Dwarves being short but powerful. Height has some problems, if you've read about the Castrata who become giants because of the coincidental timing of their castration suffer poor limb strength. This is due to the proportions of humans, which past a certain height has diminishing returns.

So imagine a human whose bone density has mutated to 20%-40%. Maybe, because of breeding selection by an outside force that required strength without the vertical advantage, you can have dwarves. Of course, remember that there is always an expense in evolution. Diet tends to "buffer" the biological cost. A diet of high in calcium can allow dwarves 20% shorter but 20% more massive. These values are set arbitrarily btw.

where humans have a (2.33*h)^3 = mass, the dwarves have a (3.18*h)^3 = mass. A 1.4m or 4'8" the average dwarf has a mass of 88kg or 194lbs. Depending on the logarithmic advancement of stats at a 20%, he is a point of strength better than humans. Naturally they will have a higher energy demand, so they will be more fat-ready biological design.

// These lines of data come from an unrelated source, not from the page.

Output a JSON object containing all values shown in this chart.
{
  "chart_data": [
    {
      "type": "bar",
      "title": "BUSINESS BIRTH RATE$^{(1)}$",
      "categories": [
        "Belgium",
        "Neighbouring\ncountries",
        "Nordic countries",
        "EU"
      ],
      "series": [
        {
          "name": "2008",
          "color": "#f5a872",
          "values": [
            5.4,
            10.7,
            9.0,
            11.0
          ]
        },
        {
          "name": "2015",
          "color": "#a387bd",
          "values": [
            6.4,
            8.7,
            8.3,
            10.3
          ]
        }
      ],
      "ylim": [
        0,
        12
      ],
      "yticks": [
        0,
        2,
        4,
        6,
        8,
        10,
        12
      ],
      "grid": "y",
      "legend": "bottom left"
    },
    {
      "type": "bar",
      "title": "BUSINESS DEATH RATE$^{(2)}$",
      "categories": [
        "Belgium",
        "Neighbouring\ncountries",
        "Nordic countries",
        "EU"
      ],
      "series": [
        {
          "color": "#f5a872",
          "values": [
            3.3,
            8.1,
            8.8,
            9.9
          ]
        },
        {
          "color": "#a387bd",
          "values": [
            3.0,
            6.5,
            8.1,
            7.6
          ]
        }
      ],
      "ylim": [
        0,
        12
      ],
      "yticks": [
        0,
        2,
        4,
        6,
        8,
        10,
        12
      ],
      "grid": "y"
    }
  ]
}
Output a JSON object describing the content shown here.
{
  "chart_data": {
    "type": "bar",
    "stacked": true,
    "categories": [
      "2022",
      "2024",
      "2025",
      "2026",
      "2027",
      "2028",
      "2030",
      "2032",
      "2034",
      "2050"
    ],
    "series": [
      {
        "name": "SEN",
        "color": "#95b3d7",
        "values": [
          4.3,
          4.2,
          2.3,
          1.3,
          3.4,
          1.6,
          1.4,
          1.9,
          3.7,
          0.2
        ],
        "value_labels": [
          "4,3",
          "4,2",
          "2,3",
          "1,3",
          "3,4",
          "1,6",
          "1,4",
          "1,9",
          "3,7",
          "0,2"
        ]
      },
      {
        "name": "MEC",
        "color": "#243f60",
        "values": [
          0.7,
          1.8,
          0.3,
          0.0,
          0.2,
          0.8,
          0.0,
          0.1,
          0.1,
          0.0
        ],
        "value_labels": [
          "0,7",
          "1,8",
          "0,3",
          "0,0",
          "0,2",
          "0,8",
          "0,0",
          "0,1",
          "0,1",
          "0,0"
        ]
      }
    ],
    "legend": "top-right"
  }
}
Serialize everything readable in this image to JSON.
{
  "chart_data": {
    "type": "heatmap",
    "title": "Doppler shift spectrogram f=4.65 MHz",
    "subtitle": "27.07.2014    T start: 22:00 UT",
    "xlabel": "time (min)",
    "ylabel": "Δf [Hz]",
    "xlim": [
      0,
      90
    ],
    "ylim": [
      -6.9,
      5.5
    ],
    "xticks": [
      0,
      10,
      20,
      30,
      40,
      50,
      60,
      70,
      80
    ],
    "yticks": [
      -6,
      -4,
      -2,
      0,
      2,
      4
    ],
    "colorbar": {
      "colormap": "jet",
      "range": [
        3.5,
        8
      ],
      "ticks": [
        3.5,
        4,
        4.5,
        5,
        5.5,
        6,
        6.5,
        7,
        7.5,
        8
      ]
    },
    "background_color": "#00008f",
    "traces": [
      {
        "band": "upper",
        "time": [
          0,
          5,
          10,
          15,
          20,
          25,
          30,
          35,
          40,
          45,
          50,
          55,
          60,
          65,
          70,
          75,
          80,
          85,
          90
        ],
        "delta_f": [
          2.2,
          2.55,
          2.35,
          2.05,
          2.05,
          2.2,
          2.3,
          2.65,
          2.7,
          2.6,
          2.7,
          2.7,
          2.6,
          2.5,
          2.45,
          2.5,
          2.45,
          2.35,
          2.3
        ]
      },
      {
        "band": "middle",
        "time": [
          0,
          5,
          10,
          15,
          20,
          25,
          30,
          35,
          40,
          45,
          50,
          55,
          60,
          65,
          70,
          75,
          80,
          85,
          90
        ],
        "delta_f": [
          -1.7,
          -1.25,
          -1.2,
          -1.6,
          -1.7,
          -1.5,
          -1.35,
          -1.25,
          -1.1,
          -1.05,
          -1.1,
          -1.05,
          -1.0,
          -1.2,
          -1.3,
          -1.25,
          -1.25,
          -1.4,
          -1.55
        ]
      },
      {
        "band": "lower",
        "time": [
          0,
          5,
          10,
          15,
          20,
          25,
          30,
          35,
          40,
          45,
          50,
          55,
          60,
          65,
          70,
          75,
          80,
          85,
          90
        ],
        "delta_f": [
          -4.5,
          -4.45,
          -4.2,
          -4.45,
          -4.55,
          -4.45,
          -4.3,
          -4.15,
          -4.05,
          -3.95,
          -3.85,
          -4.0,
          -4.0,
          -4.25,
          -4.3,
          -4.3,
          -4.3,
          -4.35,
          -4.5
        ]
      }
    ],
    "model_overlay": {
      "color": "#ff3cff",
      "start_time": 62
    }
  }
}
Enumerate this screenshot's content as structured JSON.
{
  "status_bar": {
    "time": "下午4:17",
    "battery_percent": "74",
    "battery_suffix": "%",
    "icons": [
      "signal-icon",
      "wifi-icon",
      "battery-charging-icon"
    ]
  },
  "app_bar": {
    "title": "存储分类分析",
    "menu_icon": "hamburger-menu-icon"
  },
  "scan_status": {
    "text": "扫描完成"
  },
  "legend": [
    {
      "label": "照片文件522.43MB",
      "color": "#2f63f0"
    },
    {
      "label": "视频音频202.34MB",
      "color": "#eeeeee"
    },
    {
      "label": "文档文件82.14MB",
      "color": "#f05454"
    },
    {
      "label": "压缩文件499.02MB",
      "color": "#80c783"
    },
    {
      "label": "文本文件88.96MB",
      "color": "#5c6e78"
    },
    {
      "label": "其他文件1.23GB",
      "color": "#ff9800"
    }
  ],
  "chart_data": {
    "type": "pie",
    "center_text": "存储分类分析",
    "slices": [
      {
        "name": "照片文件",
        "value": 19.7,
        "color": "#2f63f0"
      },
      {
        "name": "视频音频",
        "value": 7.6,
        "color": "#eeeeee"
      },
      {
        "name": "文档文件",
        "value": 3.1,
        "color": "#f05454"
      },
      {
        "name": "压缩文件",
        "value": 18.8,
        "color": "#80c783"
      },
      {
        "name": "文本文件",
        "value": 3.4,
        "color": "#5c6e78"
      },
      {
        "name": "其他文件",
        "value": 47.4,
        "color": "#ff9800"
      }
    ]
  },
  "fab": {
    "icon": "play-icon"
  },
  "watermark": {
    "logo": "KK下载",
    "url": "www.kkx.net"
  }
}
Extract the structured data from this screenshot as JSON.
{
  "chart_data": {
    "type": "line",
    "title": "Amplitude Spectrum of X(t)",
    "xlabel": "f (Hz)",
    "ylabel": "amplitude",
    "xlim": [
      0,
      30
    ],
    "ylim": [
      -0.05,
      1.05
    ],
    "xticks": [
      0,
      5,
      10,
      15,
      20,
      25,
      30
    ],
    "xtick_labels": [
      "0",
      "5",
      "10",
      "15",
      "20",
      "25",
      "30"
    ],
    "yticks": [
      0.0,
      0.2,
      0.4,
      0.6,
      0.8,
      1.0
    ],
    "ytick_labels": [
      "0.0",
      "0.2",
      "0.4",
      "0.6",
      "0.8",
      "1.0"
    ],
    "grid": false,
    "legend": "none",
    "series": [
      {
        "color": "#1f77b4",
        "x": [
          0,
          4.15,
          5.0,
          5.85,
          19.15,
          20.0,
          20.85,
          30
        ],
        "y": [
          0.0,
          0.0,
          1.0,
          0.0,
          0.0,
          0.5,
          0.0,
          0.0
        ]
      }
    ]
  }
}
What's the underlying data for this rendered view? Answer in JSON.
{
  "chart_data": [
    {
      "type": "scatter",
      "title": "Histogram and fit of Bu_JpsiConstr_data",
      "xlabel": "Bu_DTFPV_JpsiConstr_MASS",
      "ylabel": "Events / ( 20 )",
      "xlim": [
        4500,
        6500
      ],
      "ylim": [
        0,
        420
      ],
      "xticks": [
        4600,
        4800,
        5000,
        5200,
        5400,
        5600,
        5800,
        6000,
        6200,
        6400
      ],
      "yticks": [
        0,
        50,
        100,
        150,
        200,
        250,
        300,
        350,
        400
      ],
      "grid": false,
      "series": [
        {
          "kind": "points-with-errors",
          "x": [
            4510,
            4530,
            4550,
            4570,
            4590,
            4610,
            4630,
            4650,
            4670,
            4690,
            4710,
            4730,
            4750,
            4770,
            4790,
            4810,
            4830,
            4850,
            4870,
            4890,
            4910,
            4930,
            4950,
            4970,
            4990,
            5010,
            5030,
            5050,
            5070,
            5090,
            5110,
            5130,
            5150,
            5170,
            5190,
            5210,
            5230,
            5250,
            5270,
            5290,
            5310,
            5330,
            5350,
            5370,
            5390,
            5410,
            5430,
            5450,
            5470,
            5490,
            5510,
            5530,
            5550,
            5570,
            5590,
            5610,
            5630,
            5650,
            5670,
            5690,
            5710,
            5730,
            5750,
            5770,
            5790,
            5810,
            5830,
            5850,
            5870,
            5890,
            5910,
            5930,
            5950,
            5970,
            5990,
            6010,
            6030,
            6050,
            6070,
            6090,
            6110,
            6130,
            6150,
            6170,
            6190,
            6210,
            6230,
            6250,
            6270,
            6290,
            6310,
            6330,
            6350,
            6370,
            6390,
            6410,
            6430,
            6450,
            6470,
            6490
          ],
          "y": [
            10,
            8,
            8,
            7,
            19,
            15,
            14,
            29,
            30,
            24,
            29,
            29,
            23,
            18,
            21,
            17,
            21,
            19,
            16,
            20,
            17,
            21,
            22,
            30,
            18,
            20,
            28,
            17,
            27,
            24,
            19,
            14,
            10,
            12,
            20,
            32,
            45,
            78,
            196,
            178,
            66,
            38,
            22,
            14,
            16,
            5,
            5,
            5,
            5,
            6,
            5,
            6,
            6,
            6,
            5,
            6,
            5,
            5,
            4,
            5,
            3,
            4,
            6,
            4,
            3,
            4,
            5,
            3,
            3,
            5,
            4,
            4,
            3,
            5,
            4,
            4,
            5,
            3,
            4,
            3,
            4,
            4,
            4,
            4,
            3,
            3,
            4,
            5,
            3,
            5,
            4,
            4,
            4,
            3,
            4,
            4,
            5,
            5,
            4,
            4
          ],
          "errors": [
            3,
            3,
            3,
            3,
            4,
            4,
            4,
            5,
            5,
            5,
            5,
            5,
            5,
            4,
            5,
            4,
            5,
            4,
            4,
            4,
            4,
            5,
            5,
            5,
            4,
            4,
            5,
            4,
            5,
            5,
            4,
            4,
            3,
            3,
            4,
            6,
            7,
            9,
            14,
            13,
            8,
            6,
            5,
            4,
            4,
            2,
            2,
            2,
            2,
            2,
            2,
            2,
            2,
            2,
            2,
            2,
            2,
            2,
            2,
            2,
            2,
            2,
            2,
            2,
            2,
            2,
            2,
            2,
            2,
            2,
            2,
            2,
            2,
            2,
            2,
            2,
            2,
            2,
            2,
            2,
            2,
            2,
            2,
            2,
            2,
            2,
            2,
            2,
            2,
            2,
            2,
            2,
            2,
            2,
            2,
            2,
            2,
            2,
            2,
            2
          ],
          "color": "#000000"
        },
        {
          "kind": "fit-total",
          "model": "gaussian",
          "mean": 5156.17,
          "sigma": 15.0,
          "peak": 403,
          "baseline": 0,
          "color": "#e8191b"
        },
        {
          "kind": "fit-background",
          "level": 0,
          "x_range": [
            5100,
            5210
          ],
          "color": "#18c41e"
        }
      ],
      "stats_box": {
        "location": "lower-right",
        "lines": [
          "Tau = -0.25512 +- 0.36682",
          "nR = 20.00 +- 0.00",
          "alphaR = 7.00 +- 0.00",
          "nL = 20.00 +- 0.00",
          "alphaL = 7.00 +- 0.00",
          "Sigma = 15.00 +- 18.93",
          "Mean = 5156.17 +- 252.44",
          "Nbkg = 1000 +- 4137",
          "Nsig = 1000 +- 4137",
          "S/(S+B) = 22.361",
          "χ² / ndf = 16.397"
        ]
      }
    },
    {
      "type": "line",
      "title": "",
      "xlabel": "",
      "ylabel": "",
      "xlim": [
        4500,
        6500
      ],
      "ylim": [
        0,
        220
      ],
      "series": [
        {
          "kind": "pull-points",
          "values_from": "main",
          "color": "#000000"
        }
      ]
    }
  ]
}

It would be interesting to note that I heard of instances people having crushed shells into their food. I personally eat the shrimp shell and all (except the head) when cooked in a way to soften it. A carnivorous diet of Insects: high protein and calcium, would be perfect for dwarves. Especially when they have subdivided these critters into their human equivalent.

Their pork, giant slugs or worms rich in calcium in soft chitin, fats, and a useful waste consuming omnivore. Their chicken would be an omnivorous scavenger, picking on insects too small to eat and their excess starch based basic food unit. Their cows and goats (a smaller version of the cow), which provides a a rich variety of secondary products could be giant amphibious beetles that dwell in nutrient rich underground lakes and rivers fed by volcanic nutrients and energy (2nd law of thermo dynamics). Soft boned frogs and amphibians would also fit as a diet rich in calcium.